Sample Workout Routines Combining Cardio and Strength
Here is one sample workout routine for combining strength and cardio training efficiently:
Day 1: Full Body Strength + Metabolic Conditioning
– Squat, Bench Press, Deadlift – 3 sets, 6-8 reps
– Burpee/Battle Rope Circuit – 3-4 rounds, 30 seconds work/30 seconds rest
Day 2: Lower Body Strength + Low Intensity Steady State Cardio
– Barbell Deadlift & Walking Lunges – 4 sets, 8-10 reps
– 30-45 Minutes Cycling or Incline Walking at low-moderate intensity
Day 3: Upper Body Strength + High Intensity Interval Training
– Barbell Overhead Press, Weighted Pull-ups, Cable Rows – 3 sets, 6-8 reps
– 20 minute HIIT Workout – 10 rounds, 30 seconds work/30 seconds rest
Day 4: Active Recovery
– Light walking, stretching/yoga, foam rolling
Diet Is Key Component for Weight Loss Alongside Exercise
While an effective exercise program combining strength and cardio is imperative to losing body fat, reducing calorie intake cannot be overlooked for its importance in weight loss. Creating a moderate daily calorie deficit through nutrition combined with exercise enhances fat burning effects for more significant changes in body composition.

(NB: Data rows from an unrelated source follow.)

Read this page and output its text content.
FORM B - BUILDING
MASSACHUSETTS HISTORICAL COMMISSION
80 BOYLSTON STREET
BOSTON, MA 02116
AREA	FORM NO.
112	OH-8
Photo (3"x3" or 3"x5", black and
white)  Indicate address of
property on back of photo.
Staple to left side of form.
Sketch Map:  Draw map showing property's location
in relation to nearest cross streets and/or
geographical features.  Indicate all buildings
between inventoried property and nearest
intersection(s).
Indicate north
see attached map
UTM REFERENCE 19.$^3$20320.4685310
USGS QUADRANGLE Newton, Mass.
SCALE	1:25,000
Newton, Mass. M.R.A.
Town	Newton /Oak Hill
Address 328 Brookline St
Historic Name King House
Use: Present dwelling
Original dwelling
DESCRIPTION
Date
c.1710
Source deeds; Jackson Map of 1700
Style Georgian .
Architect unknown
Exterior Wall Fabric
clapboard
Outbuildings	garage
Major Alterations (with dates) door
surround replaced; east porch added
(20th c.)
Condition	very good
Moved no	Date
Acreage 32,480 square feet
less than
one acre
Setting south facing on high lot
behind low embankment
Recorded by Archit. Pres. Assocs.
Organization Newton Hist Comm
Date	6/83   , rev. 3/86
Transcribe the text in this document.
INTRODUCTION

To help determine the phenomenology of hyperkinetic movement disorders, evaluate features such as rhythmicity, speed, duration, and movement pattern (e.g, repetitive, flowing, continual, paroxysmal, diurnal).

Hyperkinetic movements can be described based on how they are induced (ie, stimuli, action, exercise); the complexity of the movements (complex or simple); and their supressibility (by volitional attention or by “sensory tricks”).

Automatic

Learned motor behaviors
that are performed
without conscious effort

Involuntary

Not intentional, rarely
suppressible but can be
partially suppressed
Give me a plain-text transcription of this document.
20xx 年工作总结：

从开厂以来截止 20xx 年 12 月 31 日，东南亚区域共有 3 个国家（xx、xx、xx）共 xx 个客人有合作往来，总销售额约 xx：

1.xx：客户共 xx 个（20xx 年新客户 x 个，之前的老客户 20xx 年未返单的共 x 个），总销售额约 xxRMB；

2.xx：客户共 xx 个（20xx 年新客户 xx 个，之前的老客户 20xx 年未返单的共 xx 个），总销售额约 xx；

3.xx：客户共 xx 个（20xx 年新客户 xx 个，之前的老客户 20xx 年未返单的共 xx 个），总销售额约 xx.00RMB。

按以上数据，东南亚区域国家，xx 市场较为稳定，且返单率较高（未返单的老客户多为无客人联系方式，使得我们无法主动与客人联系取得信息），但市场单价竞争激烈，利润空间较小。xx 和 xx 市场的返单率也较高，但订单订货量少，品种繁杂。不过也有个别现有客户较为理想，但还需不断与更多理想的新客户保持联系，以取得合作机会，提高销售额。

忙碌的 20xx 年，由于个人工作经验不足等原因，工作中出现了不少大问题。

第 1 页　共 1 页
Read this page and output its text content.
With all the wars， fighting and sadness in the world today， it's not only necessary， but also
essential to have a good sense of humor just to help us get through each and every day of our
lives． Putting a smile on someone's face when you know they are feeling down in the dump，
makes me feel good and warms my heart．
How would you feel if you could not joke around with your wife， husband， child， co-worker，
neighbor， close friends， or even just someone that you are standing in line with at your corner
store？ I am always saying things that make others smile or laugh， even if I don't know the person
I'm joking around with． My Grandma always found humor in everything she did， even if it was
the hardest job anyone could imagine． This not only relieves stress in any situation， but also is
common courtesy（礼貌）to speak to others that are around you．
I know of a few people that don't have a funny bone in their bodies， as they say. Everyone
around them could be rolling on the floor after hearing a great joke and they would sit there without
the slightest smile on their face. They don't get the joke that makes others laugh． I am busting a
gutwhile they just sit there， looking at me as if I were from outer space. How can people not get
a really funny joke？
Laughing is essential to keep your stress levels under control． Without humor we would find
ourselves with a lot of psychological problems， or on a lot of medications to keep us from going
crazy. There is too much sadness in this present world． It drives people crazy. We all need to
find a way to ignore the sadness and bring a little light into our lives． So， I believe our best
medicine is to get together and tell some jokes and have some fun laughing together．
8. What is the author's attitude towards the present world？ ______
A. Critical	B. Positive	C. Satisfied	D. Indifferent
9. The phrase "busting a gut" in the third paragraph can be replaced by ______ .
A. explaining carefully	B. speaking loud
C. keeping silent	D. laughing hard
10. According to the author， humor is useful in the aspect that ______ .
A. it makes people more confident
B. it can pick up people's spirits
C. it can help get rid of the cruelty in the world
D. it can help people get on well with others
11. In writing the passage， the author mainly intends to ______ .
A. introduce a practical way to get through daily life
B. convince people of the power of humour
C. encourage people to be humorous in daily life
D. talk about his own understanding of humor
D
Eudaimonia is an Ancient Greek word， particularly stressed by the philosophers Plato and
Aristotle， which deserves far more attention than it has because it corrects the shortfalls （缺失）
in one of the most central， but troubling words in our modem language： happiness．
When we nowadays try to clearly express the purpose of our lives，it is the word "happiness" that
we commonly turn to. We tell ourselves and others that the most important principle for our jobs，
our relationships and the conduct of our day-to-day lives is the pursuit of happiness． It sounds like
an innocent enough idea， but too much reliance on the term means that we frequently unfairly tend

A personalized diet plan based on age, gender, activity levels, current weight and goal weight that puts you in at least a 300-500 calorie deficit would complement your training routine perfectly for shedding maximum body fat.
Summary
In conclusion, while cardio training may burn more pure fat calories during exercise, combining strength training with cardio over the long haul can lead to greater fat loss. Muscle you build with resistance training elevates your metabolism 24/7 and burns more fat round the clock. An intelligent training and nutrition program that maximizes muscle retention while creating a calorie deficit is the most effective approach for meaningful and lasting weight loss.